Chirurgie du genou chez le sportif à Toulon — LCA, ménisque, rotule

Votre genou a lâché sur le terrain. Vous avez entendu le craquement. L'IRM confirme : rupture du LCA, lésion méniscale, ou les deux. Votre première question n'est pas médicale — c'est : "Est-ce que je vais pouvoir reprendre le sport ?"

C'est exactement la question que je me pose avec vous en consultation.

Je suis chirurgien orthopédiste spécialisé dans le genou et la hanche à Toulon. Je prends en charge l'ensemble des traumatismes du genou chez le sportif : rupture du ligament croisé antérieur, lésions méniscales, instabilité de la rotule. Mon objectif — et le vôtre — c'est un retour au sport dans les meilleures conditions possibles.

Rupture du ligament croisé antérieur (LCA) à Toulon

 

Le LCA est le ligament le plus souvent opéré en France : 45 000 interventions par an. Il se rompt le plus fréquemment lors d’une torsion violente du genou — à la réception d’un saut, sur un changement de direction, ou lors d’un contact au football, au ski, au handball ou au rugby. C’est la blessure sportive du genou la plus fréquente que je prends en charge à Toulon et dans le Var.

Le diagnostic est souvent évoqué dès le terrain : craquement caractéristique, genou qui gonfle rapidement, sentiment que « le genou a bougé ». L’IRM confirme la rupture et permet d’évaluer les lésions associées (ménisque, cartilage), qui sont fréquentes et influencent les décisions thérapeutiques.

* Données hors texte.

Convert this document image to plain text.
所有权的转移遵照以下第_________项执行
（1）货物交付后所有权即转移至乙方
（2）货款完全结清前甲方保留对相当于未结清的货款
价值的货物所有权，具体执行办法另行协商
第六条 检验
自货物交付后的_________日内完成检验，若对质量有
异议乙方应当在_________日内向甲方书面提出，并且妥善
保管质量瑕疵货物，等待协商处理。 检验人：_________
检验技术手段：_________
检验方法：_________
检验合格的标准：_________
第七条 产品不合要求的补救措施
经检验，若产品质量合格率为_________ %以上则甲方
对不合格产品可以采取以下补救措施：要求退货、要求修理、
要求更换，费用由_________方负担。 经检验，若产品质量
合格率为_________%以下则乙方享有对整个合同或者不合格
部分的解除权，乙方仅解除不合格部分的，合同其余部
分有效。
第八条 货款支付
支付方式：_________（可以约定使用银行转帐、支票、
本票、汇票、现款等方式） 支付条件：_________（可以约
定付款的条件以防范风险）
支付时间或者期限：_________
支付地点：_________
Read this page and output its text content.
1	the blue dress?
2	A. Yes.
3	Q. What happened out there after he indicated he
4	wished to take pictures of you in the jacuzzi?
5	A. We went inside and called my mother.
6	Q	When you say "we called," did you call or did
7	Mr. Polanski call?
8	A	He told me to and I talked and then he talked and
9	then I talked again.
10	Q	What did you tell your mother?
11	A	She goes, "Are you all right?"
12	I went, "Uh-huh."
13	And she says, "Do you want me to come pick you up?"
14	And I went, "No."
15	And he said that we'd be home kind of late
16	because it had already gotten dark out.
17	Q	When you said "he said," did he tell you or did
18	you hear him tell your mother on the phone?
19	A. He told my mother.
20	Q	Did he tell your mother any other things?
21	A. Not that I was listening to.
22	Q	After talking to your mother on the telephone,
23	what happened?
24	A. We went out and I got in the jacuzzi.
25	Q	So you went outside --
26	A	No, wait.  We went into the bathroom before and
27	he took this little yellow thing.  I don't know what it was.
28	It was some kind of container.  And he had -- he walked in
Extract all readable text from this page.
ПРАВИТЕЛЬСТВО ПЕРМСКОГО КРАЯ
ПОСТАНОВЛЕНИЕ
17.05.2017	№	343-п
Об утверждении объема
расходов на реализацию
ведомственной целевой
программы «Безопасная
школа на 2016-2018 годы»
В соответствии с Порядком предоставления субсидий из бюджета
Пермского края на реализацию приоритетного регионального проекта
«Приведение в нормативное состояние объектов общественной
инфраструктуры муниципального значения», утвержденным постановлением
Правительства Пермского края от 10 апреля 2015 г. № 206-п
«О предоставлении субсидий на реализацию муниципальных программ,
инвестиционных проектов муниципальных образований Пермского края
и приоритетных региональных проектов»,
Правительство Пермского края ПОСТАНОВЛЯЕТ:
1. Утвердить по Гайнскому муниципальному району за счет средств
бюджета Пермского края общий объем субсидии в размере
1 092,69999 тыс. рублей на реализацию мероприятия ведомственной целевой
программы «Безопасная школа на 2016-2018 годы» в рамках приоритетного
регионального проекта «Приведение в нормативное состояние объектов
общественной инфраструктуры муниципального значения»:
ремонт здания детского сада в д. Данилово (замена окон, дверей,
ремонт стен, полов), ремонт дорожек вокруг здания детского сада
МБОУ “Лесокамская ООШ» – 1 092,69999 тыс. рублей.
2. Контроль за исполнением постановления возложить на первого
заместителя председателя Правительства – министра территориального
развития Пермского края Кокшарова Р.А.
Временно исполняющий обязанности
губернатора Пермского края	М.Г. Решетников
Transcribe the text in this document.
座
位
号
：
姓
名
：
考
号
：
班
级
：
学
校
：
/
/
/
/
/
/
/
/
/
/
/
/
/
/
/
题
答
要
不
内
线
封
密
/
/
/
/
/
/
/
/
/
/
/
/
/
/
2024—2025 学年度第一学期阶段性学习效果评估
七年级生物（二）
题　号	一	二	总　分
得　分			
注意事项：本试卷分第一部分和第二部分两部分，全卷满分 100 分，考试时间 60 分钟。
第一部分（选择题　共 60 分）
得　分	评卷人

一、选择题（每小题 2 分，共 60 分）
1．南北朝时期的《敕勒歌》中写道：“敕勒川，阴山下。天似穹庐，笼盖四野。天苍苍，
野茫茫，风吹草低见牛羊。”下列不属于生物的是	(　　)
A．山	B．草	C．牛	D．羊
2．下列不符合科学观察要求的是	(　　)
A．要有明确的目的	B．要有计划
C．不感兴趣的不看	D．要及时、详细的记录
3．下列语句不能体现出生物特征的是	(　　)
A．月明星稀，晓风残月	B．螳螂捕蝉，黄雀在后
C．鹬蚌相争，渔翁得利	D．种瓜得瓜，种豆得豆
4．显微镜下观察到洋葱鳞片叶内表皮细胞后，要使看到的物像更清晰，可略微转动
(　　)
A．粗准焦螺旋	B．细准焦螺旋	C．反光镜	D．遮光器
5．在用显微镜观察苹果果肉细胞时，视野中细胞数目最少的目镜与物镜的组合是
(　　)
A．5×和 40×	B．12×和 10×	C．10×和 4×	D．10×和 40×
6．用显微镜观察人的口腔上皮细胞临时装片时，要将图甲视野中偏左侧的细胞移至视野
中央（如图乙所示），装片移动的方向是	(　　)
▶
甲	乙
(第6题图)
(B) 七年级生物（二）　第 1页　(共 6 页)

La chirurgie est-elle obligatoire ?

Non, pas systématiquement. Chez un patient peu sportif ou plus âgé, une rééducation bien conduite peut suffire à retrouver une fonction satisfaisante. Mais pour un sportif actif — surtout en sport pivot ou de contact — la ligamentoplastie est le plus souvent recommandée : sans LCA fonctionnel, le genou reste instable et risque d’abîmer progressivement le ménisque et le cartilage, avec à terme une évolution vers l’arthrose du genou.

L’intervention se planifie en général 6 semaines après la rupture, le temps que l’œdème osseux se résorbe et que la mobilité du genou soit retrouvée. Opérer trop tôt, sur un genou encore gonflé et raide, augmente le risque de raideur post-opératoire.

Le choix du greffon : une décision personnalisée

C’est une question que les patients me posent très souvent. Il n’existe pas un greffon idéal pour tous — le choix se fait en fonction de votre âge, de votre sport, de votre morphologie et de l’état des structures associées.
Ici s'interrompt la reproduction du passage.